Craving, attachment, and fear may have played their necessary roles in our evolution, but, lodged in the human soul, they fester and rot and combine in nasty ways and are responsible for an enormous measure of human suffering. In individuals it is easy to see the ways they manifest: anxiety disorders; addictions; envy; unbridled ambition; rampant consumption. We are in so many ways like a pug around food or a child with a DS: we chase after satisfaction, but there is no finish line in this game. The pursuit of happiness makes us unhappy.
But the real mess begins not in the hungry little soul of the individual, for our souls are not hermetically sealed. They run together and join each other in a collective soul where craving, attachment, and fear metastasize in massive and unholy ways. We know the list: great and growing inequality; an economy that runs on craving and fear, which would collapse without them, and so becomes ingenious in their production; the consumption of resources and generation of pollution at rates that push us to the brink.
If you could put the Buddha and Jesus in time machines and bring them forward to today, I think they would be both shocked and unsurprised at what they found. What is striking is that the medicine that each of these great physicians of the soul offered is still very good medicine for our times. The Buddha's medicine was non-attachment. He taught practices that people could engage in that would cut the bonds of craving and fear. Jesus' medicine is both like and unlike Buddha's. They are different in key ways but compatible; there is no contraindication to using both! Jesus' teachings can lead to non-attachment, in fact they inevitably do if followed carefully, but they begin in a different place: with a relationship of trust in God and gratitude toward the blessings She bestows.
The prophet Joel captures well the essence of this teaching: do not be afraid soil, do not be afraid animals, do not be afraid children, do not be afraid human beings; rejoice for the pastures will be green and grain and oil and wine will flow.

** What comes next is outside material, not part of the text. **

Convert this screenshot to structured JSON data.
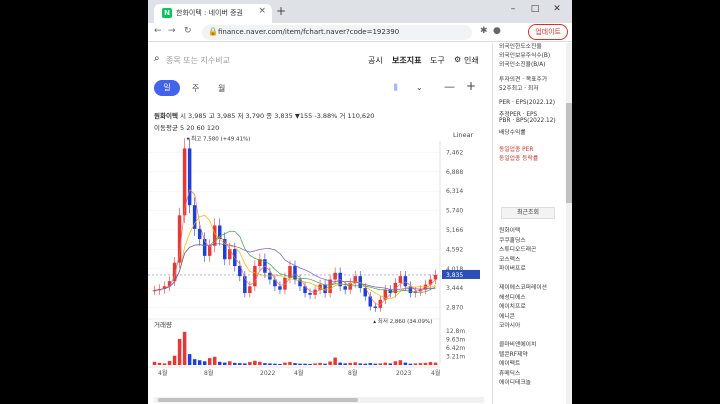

Jesus and Joel both teach out of the world view of the Hebrew Scriptures, which root human good in the good of all creation - with other creatures, even the micro-organisms of the soil. Trust in the creator, who will continue to bless you.

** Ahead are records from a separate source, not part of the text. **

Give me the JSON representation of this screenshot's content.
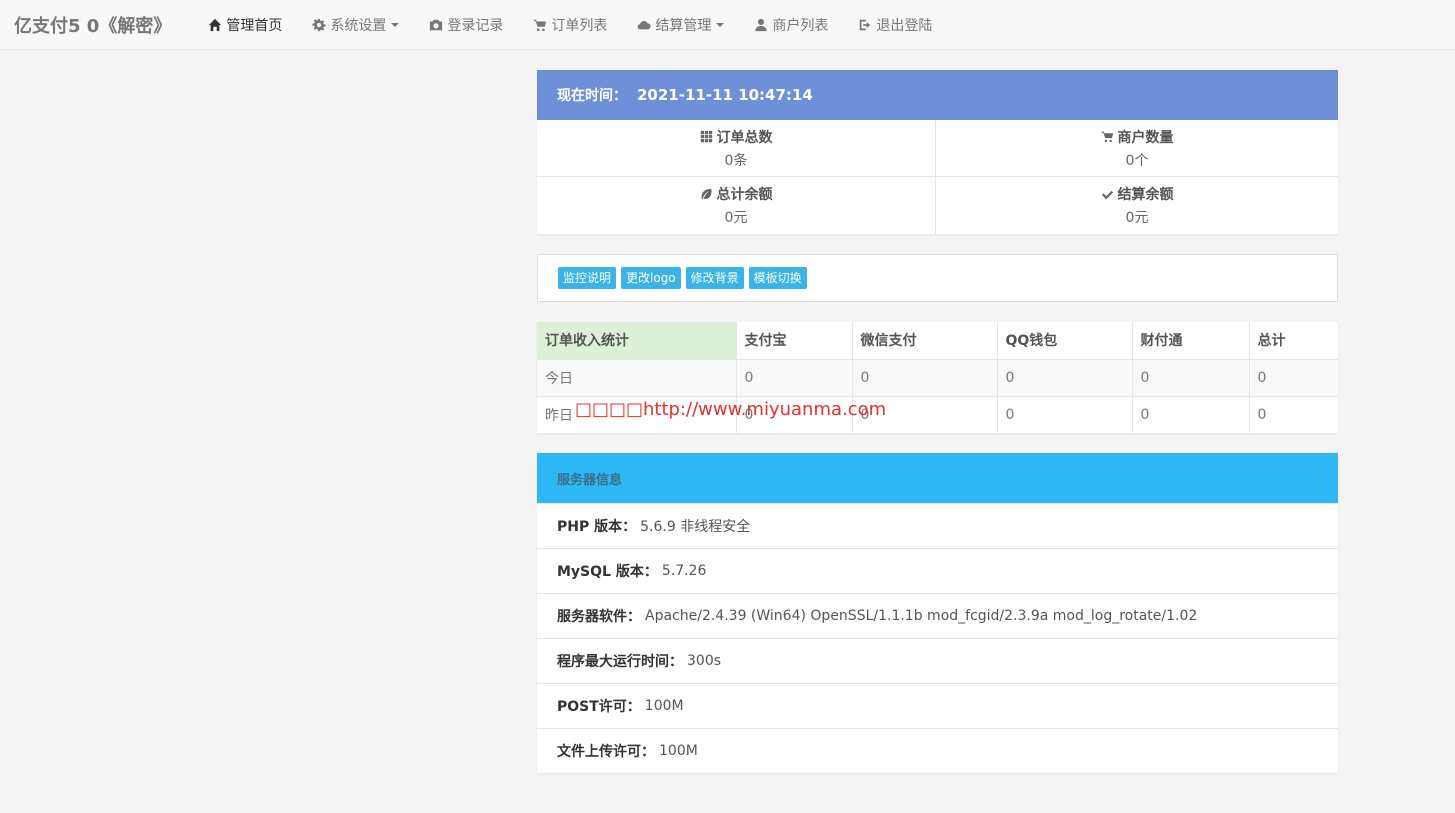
{
  "nav": {
    "brand": "亿支付5 0《解密》",
    "items": [
      {
        "label": "管理首页",
        "icon": "home-icon",
        "dropdown": false,
        "active": true
      },
      {
        "label": "系统设置",
        "icon": "gear-icon",
        "dropdown": true,
        "active": false
      },
      {
        "label": "登录记录",
        "icon": "camera-icon",
        "dropdown": false,
        "active": false
      },
      {
        "label": "订单列表",
        "icon": "cart-icon",
        "dropdown": false,
        "active": false
      },
      {
        "label": "结算管理",
        "icon": "cloud-icon",
        "dropdown": true,
        "active": false
      },
      {
        "label": "商户列表",
        "icon": "user-icon",
        "dropdown": false,
        "active": false
      },
      {
        "label": "退出登陆",
        "icon": "logout-icon",
        "dropdown": false,
        "active": false
      }
    ]
  },
  "time": {
    "label": "现在时间：",
    "value": "2021-11-11 10:47:14"
  },
  "stats": [
    {
      "label": "订单总数",
      "icon": "grid-icon",
      "value": "0条"
    },
    {
      "label": "商户数量",
      "icon": "cart-icon",
      "value": "0个"
    },
    {
      "label": "总计余额",
      "icon": "leaf-icon",
      "value": "0元"
    },
    {
      "label": "结算余额",
      "icon": "check-icon",
      "value": "0元"
    }
  ],
  "buttons": [
    "监控说明",
    "更改logo",
    "修改背景",
    "模板切换"
  ],
  "income": {
    "headers": [
      "订单收入统计",
      "支付宝",
      "微信支付",
      "QQ钱包",
      "财付通",
      "总计"
    ],
    "rows": [
      [
        "今日",
        "0",
        "0",
        "0",
        "0",
        "0"
      ],
      [
        "昨日",
        "0",
        "0",
        "0",
        "0",
        "0"
      ]
    ]
  },
  "watermark": "□□□□http://www.miyuanma.com",
  "server": {
    "title": "服务器信息",
    "rows": [
      {
        "key": "PHP 版本：",
        "value": "5.6.9 非线程安全"
      },
      {
        "key": "MySQL 版本：",
        "value": "5.7.26"
      },
      {
        "key": "服务器软件：",
        "value": "Apache/2.4.39 (Win64) OpenSSL/1.1.1b mod_fcgid/2.3.9a mod_log_rotate/1.02"
      },
      {
        "key": "程序最大运行时间：",
        "value": "300s"
      },
      {
        "key": "POST许可：",
        "value": "100M"
      },
      {
        "key": "文件上传许可：",
        "value": "100M"
      }
    ]
  },
  "colors": {
    "time_header": "#6f8fd8",
    "server_header": "#2db7f5",
    "button": "#3ab3e6",
    "watermark": "#e0312f",
    "income_head": "#dff0d8"
  }
}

But how do we have this trust? How do we live in trust? At this point, our Buddhist friends have something to teach us. It is a reminder of what Jesus taught. Prayer and practice are necessary if we are not going to fall into the pit of craving, attachment and fear. One of the things that has always puzzled me over the years is that the people who have received the most are not generally the happiest. The people who have been blesses with unusual measures of beauty or intelligence or talent or wealth seem no happier that those with lesser measures. In fact, many of these people seem to convey an attitude of thinking that the world owes them something. One can say the same thing of nations.

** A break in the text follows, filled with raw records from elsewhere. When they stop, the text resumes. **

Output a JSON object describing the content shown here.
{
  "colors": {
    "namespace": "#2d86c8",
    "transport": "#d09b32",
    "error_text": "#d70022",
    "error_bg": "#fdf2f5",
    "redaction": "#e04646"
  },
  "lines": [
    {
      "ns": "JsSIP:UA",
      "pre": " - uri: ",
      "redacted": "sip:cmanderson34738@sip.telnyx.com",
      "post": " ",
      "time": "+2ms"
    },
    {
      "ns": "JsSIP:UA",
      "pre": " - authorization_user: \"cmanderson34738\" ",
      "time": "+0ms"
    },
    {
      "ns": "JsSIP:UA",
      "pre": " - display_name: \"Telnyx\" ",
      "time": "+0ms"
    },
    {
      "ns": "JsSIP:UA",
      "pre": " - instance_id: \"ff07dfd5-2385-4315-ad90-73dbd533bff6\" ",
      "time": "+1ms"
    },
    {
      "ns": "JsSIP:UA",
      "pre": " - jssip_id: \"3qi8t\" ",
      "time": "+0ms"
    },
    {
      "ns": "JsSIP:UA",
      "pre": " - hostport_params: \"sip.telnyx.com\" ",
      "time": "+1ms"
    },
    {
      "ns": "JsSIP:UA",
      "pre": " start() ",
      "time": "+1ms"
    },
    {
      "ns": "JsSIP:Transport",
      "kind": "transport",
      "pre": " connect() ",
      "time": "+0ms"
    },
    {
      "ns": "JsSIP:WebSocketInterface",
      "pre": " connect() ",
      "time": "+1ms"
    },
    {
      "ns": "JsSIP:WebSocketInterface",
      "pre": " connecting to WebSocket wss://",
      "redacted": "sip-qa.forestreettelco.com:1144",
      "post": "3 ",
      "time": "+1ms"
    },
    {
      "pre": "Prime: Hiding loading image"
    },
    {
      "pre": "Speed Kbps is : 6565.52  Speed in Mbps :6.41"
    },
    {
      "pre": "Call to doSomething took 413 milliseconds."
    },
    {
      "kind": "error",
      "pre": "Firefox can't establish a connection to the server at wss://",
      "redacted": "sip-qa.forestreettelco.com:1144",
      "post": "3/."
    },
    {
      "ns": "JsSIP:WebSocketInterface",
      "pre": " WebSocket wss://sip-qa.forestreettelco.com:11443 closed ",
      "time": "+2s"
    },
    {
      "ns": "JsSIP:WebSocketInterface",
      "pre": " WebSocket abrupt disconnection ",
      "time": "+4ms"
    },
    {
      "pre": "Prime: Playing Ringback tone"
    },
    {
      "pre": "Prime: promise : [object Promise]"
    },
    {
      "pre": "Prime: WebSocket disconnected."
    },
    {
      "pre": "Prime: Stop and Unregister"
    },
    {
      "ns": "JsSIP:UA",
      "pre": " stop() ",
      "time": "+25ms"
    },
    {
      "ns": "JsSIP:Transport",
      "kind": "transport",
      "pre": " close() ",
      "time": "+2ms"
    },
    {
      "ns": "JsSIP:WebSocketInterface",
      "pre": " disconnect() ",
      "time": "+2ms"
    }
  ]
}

How do we cast off craving and fear and live in trust? It seems to me that the best way to grow trust in the blessings of tomorrow is to be grounded in gratitude for the gifts of yesterday and today. Joel gets it in one line: 'do not fear … but be grateful and rejoice.' So here is a spiritual practice that will turn you from dukkha and toward trust: begin each day with a prayer of thanksgiving. Upon your first perception of light, give thanks for 5 things. I promise that that little prayer, offered daily, will be like a sword that cuts through craving, attachment, and fear.